STEVE will be a deep learning general purpose chatbot. Initially it will be only entertaining, the objective is just getting it to answer something decent. Later on it will be an app, and after that it would be nice to make it do something actually useful for people.
The model I am trying is, as far as I know, new, as I haven't seen it used anywhere. This might be explained by the fact that at the moment it doesn't work. The high level idea is to have an encoder and a decoder to get sentence level meaning vectors, and a neural network into which you feed these meaning vectors to get an answer's meaning vector. I like to call this the 'TSN' as in Talking (should be used for chatbots, if it will ever work) Sandwich Network. RNN's are bread and feedforward nets are the meat.
Encoder: This is composed of two parts. A character level word encoder and a word level sentence encoder. The words in the input sentence are fed into the word encoder ,which is a character level RNN, one by one, and the hidden state is the word's meaning vector. These word meaning vectors are concatenated and fed into the sentence level encoder which does the same thing. The hidden state of this RNN is our sentence meaning.
Middle Layer: This is simply a feedforward fully connected network at the moment. It is what I am currently working on and trying to improve. It receives a meaning vector from the encoder and outputs the answer's meaning vector.
Decoder: This is an RNN that starts with the answer's meaning vector as initial hidden state and a start of sequence character as first input. The outputs at every timestep are the word level meaning vectors, which are individually fed to a word level decoder which works in the same exact way. The outputs from this are concatenated appended to a list. Each entry in the list is a matrix of probabilities of characters for every word.
Training: There are several options, of which I have only tried one.
option 1: The one I originally had in mind, which I have tried, consists in training the word encoder and decoder as an autoencoder, then training the sentence encoder and decoder as an autoenocoder as well without updating the word encoder/decoder weights. Finally feed sentence vectors into the middle layer and train that without updating the other networks. When training the middle layer the target obviously isn't the input sentence as it was for the sentence autoencoder, but a valid asnwer. The word and sentence level autoencoders work, but training the middle layer doesn't produce any valid answer.
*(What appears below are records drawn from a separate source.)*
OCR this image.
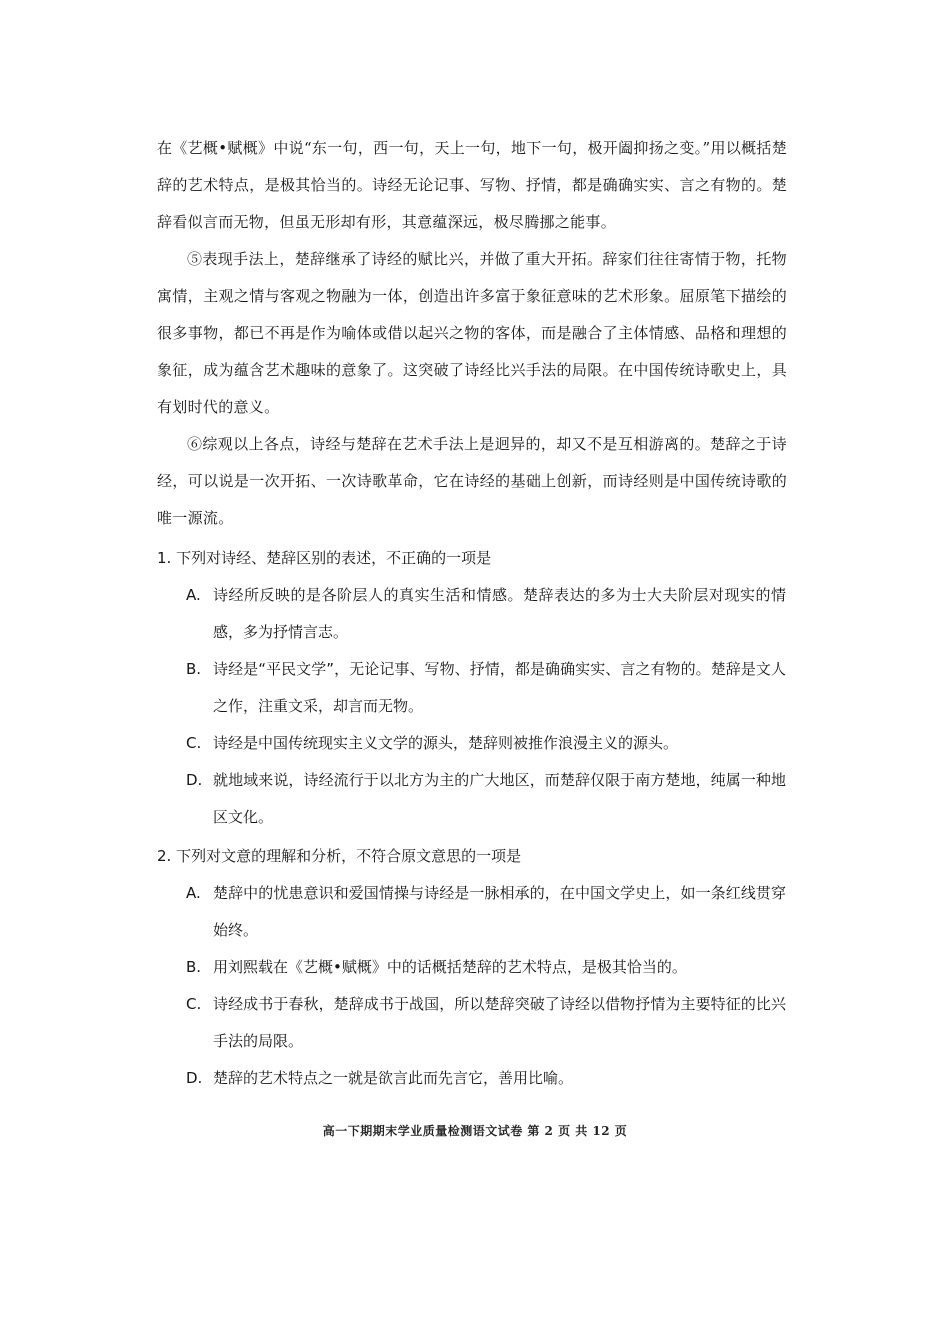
在《艺概•赋概》中说“东一句，西一句，天上一句，地下一句，极开阖抑扬之变。”用以概括楚辞的艺术特点，是极其恰当的。诗经无论记事、写物、抒情，都是确确实实、言之有物的。楚辞看似言而无物，但虽无形却有形，其意蕴深远，极尽腾挪之能事。

⑤表现手法上，楚辞继承了诗经的赋比兴，并做了重大开拓。辞家们往往寄情于物，托物寓情，主观之情与客观之物融为一体，创造出许多富于象征意味的艺术形象。屈原笔下描绘的很多事物，都已不再是作为喻体或借以起兴之物的客体，而是融合了主体情感、品格和理想的象征，成为蕴含艺术趣味的意象了。这突破了诗经比兴手法的局限。在中国传统诗歌史上，具有划时代的意义。

⑥综观以上各点，诗经与楚辞在艺术手法上是迥异的，却又不是互相游离的。楚辞之于诗经，可以说是一次开拓、一次诗歌革命，它在诗经的基础上创新，而诗经则是中国传统诗歌的唯一源流。

1. 下列对诗经、楚辞区别的表述，不正确的一项是

A. 诗经所反映的是各阶层人的真实生活和情感。楚辞表达的多为士大夫阶层对现实的情感，多为抒情言志。
B. 诗经是“平民文学”，无论记事、写物、抒情，都是确确实实、言之有物的。楚辞是文人之作，注重文采，却言而无物。
C. 诗经是中国传统现实主义文学的源头，楚辞则被推作浪漫主义的源头。
D. 就地域来说，诗经流行于以北方为主的广大地区，而楚辞仅限于南方楚地，纯属一种地区文化。

2. 下列对文意的理解和分析，不符合原文意思的一项是

A. 楚辞中的忧患意识和爱国情操与诗经是一脉相承的，在中国文学史上，如一条红线贯穿始终。
B. 用刘熙载在《艺概•赋概》中的话概括楚辞的艺术特点，是极其恰当的。
C. 诗经成书于春秋，楚辞成书于战国，所以楚辞突破了诗经以借物抒情为主要特征的比兴手法的局限。
D. 楚辞的艺术特点之一就是欲言此而先言它，善用比喻。
高一下期期末学业质量检测语文试卷 第 2 页 共 12 页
option 2: Instead of training the word level autoencoder and the sentence level one separately, update their weights at the same time. This way there will be no direct correspondence between word encodings (meaning that if you feed a word's vector into the word decoder you might not get the exact word out of it) but it should work at the sentence level. After doing that you train the middle layer the same way it is done in option1.
option 3: train everything together directly on the final task.
The loss can be on the final outputs, or in the first two cases it can also be the difference between the middle layer output and the target meaning vector (which would not otherwise be calculated as you would use the character probabilities with the model output).
Things I'm working on: Implementing attention. Alternative models for the middle layer.